10Aristote dépouille le corps féminin de l’« en-puissance », « en ôtant à la matière sa propriété métaphysique lorsqu’elle désigne la matière féminine », alors que dans le reste de la métaphysique, « matière et « en-puissance » sont inséparables » (p. 157). « Il se produit alors sur le plan théorique l’inverse de l’élaboration continue qui se produit sur le plan physiologique : une régression » (p. 158). Le philosophe insiste ainsi sur la passivité de ce corps et l’absence d’agentivité, or tout concourt à montrer le contraire : le corps féminin est le corps capable de créer le vivant. On en déduit que la gestation et la création de la vie ne sont pas considérées comme une entéléchie liée à la matière du corps féminin. Par-là, Aristote cherche à désamorcer la menace qui proviendrait des possibilités dont les corps des femmes sont porteurs, les règles étant une réactualisation constante de cette menace8.

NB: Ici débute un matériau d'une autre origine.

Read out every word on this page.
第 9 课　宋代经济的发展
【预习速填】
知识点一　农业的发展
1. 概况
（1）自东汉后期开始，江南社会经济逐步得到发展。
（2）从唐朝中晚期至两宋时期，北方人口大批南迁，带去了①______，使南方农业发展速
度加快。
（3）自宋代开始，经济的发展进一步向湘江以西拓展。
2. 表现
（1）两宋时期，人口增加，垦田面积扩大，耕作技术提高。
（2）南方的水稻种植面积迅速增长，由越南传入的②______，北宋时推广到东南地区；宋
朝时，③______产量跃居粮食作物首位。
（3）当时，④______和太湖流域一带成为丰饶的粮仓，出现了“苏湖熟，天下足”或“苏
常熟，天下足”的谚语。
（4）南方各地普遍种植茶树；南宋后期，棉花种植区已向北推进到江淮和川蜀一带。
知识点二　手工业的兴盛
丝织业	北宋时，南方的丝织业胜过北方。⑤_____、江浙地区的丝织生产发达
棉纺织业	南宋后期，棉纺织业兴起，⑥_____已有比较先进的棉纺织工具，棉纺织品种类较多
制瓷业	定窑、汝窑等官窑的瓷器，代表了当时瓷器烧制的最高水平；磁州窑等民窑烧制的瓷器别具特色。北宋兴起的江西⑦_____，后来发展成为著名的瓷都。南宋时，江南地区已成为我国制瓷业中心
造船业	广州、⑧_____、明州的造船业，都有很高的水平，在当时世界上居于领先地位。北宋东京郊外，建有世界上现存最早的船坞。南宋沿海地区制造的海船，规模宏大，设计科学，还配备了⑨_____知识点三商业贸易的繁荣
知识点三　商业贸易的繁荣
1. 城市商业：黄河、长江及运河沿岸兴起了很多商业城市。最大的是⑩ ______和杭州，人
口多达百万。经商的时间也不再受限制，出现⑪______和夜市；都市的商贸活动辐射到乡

11Si Aristote écarte la substance des règles de sa théorie, dans le corpus hippocratique ainsi que dans la littérature médicale de l’Antiquité tardive (Soranos et Galien), la perception des règles est une perception normalisante qui voit dans ce phénomène « le principe structurant » du « bon fonctionnement » du corps féminin, sans plus (p. 71). D’où les critiques adressées aux lectures actuelles qui font remonter la « pathologisation du corps féminin » à la médecine antique et qui font des règles un double symbole : « d’une part de l’instabilité féminine, marquée par la perte et la dissolution mensuelles, d’autre part du maléfice féminin, reflété dans la capacité des femmes à être blessées chaque mois sans jamais mourir, comme un animal diabolique ou une bête increvable » (p. 72).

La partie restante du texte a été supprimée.